I found it when iq_132 post the file ported from MAME, but I'm not sure.
(
http://neo-source.com/index.php?topic=590.0)
I noticed that it exists in FBA Alpha 0.2.96.65 too.
static void cps2_decrypt(const UINT32 *master_key, unsigned int upper_limit)
{
......
#if 1
UINT16 *rom = (UINT16 *)CpsRom;
unsigned int length = upper_limit;
CpsCode = (UINT8*)malloc(length); <== allocated but not free
UINT16 *dec = (UINT16*)CpsCode;
unsigned int i;
#endif
......
Here I made a simple fix.
For CPS2 is fully decrypted now, we don't need the loading xor code.

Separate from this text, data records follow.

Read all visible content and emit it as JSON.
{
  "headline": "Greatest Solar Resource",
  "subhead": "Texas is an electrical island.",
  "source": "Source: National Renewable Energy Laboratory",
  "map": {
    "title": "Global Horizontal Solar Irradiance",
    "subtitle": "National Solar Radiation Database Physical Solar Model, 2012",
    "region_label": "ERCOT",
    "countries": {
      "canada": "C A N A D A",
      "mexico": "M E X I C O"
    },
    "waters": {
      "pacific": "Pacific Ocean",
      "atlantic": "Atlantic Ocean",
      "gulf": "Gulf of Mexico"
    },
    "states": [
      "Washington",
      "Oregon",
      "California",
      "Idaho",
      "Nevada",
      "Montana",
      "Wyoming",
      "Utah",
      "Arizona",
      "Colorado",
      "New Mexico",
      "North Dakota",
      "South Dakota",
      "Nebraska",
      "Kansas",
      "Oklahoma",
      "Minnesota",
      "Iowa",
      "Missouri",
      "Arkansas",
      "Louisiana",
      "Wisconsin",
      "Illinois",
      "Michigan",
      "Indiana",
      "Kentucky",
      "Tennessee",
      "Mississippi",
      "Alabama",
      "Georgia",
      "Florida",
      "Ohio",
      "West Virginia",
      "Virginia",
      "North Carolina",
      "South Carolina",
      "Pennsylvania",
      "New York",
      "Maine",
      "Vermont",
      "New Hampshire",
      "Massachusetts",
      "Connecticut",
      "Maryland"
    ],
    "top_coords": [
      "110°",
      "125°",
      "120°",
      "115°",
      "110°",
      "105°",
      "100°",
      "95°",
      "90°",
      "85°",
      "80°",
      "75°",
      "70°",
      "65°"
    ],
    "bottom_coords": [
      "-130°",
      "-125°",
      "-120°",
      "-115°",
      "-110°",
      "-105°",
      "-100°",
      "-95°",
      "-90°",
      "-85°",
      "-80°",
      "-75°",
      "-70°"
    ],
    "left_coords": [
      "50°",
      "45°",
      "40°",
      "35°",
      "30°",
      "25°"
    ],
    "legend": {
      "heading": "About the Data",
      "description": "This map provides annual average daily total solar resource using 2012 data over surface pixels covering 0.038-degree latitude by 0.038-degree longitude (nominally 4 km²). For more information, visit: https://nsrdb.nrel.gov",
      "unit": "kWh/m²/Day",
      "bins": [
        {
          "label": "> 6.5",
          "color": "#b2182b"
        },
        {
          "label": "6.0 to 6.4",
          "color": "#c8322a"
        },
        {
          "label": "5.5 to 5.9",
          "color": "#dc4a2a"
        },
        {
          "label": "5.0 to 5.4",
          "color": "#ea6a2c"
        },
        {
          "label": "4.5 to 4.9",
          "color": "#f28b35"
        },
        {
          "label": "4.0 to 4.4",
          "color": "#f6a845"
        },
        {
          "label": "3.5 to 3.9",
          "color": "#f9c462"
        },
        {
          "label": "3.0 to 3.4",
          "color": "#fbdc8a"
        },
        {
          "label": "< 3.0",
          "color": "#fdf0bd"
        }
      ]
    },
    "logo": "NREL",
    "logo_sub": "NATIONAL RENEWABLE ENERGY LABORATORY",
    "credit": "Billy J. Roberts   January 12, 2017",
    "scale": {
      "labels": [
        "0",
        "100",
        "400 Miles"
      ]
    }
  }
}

In cps.cpp, find these in CpsGetROMs()
unsigned char* CpsCodeLoad = CpsCode;
.....
if (!CpsCodeLoad || !CpsRomLoad || !CpsGfxLoad || !CpsZRomLoad || !CpsQSamLoad) {
return 1;
}
....
// XOR tables
if ((ri.nType & 7) == 2) {
if (bLoad) {
BurnLoadRom(CpsCodeLoad, i, 1);
CpsCodeLoad += ri.nLen;
} else {
nCpsCodeLen += ri.nLen;
}
continue;
}
comment them or delete CpsCodeLoad.
in CpsInit(), add this at first:
unsigned char* CpsCodeIn = NULL;
then find:
CpsCode = CpsRom + nCpsRomLen;
if (Cps1Qs == 1) {
CpsEncZRom = CpsCode + nCpsCodeLen;
CpsZRom = CpsEncZRom + nCpsZRomLen * 2;
} else {
CpsZRom = CpsCode + nCpsCodeLen;
}
replace it with:
CpsCodeIn = CpsRom + nCpsRomLen;
if (Cps1Qs == 1) {
CpsEncZRom = CpsCodeIn + nCpsCodeLen;
CpsZRom = CpsEncZRom + nCpsZRomLen * 2;
} else {
CpsZRom = CpsCodeIn + nCpsCodeLen;
}
in CpsExit(), add
free(CpsCode);
before nCpsCodeLen = nCpsRomLen = nCpsGfxLen = nCpsZRomLen = nCpsQSamLen = nCpsAdLen = 0;
If you want to keep the loading xor code, maybe you should define a new pointer used to point the new allocated memory
in cps2_decrypt() and don't forget to free it in CpsExit().